Ben: Biz değil oğlum sadece baban ve deden. Ancak ecelleriyle değil. Bildiğin aile içi cinayete kurban gidecekler!!!
XXX

Ben: Kim arayan?
Annem: Zerrin yengen. Geçenlerde onlardaydık, birden içerden paldır küldür sesler geldi. Ben cin dedim. Apartmanın kalorifer borusu patlamış meğer, onu haber veriyor.
Ben: …..
Annem: Bence cin. Ama bir daha gitmeye korkmayalım diye kalorifer borusu diye atıyor.
Ben: …..
XXX

Ben: Atahan bir sınav sistemi var. TUDEM diye bir şey.

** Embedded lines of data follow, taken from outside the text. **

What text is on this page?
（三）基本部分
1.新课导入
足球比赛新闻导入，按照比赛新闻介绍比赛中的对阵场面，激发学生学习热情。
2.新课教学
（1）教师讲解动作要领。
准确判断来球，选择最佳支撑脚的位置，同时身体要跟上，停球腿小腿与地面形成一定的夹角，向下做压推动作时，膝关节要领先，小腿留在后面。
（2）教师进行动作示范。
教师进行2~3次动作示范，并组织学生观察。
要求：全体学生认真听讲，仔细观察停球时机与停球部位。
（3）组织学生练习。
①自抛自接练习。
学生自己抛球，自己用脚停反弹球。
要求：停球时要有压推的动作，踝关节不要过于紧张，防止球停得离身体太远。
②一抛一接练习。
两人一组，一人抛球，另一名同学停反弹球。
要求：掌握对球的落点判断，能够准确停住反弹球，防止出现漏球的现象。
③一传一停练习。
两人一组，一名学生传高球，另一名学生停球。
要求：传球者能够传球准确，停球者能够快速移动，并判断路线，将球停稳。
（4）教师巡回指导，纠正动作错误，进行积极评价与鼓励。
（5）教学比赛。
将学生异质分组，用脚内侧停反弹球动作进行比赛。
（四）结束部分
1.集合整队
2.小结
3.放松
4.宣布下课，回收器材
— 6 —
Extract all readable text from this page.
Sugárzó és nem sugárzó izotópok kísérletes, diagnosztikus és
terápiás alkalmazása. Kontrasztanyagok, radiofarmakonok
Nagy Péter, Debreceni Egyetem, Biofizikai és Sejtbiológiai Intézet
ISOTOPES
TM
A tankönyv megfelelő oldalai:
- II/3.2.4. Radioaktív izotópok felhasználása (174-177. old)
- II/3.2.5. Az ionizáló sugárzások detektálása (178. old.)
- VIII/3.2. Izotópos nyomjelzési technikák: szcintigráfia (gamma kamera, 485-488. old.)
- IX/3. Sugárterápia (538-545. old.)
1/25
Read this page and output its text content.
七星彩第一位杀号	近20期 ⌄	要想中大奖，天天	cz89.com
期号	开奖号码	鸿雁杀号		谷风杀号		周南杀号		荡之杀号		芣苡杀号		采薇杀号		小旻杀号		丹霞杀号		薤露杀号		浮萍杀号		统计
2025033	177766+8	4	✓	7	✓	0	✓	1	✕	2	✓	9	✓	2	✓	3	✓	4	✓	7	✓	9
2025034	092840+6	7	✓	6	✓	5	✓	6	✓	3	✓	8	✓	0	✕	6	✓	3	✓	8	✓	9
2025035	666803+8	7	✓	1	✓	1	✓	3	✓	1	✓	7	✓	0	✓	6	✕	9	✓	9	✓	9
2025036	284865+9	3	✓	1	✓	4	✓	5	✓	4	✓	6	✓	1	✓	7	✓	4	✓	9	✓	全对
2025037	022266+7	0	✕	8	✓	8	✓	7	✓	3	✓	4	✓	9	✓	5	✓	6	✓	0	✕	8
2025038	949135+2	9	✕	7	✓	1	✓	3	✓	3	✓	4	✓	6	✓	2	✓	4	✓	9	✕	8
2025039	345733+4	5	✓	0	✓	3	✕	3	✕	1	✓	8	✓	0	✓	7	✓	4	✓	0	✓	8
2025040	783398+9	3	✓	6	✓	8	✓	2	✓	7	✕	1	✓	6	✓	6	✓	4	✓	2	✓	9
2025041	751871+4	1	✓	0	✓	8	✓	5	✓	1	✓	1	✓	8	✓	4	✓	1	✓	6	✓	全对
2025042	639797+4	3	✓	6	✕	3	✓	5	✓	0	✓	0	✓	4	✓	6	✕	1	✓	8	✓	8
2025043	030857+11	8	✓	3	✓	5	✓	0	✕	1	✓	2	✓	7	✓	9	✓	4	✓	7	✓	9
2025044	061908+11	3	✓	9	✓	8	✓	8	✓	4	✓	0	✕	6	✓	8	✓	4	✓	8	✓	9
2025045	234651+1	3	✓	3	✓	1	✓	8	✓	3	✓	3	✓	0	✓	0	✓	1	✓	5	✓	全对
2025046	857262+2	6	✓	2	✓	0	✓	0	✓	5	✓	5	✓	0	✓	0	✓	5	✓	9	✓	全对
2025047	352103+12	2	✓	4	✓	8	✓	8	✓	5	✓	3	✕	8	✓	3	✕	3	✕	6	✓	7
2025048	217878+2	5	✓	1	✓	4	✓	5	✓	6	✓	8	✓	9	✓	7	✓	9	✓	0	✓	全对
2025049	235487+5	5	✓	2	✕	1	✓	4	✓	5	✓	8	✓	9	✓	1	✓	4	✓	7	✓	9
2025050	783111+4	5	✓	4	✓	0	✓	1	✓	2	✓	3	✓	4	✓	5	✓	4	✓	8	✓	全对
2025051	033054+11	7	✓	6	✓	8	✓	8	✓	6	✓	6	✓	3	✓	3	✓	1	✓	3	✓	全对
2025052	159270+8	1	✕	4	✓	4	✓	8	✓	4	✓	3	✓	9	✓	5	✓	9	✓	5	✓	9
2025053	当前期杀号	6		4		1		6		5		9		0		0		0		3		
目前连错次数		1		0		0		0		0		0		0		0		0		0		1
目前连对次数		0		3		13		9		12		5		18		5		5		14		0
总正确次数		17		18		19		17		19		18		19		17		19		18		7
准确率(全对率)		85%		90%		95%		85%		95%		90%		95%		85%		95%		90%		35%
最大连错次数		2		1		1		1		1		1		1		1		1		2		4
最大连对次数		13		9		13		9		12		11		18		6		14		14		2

Buna tüm okullardan isteyen çocuklar katılabiliyor. Sen de denemek ister misin?
Atahan: Neyi sınıycaz anne? Senin verdiğin kararların doğru olup olmadığını mı? Öğretmenlerimin öğretme yeteneklerini mi? Benim zekamı mı?
Ben: …….
XXX

Ben: Baba maya takvimi tutmadı eheheh
Babam: Ne tutcaktı zaten! Millet gerizekalı elin sarhoşunun lafıyla oraya buraya toplanıp kıyamet bekliyolar!
Ben: Hangi elin sarhoşu?
Babam: Mayalar! Yok astronomide şölelermiş, yok “ceyometride” böylelermiş… Bırak Allahını seversen! Herifler suyu bile sade içmeyip mısırla mayalıyolarmış! Hepsi sürekli kelle! Ondan sonra çek kafayı çek kafayı “valla baba bence insanlık şu tarihte biter” bizim damadın sarhoş hali gibi bişi işte… Aynı mantık! Bizim damat da “ceyometride” iyi ama kafa sadece olumsuzluğa çalışıyo! Ciddiye almamak lazım hehehehe
Ben: Ahahahahahahaaaa Sarhan babam sana geçirdi!
Sarhan: Baba Mayalarda vücut süslemesi de çok önemliymiş. Komutanlar vücutlarında yaralar açtırıp süsleme yaptırıyomuş. Ben de yapsam mı?
Babam: Valla “Tanrılara” da gönülleri olsun diye kurban falan veriyolarmış. Benim toruna elleşmediğin müddetçe bana uyar… Ama Mehtap’ı bir kuyuya atmayı falan düşünebilirsin … Bunu anlayışla karşılarım.
Ben: …..
XXX

Ben: Anne? İçerden gelen ses ne? ….. Ehehehe cin olmasın?
Annem: İyyyy! Cahil cahil konuşma! Hiç yakışıyor mu sana!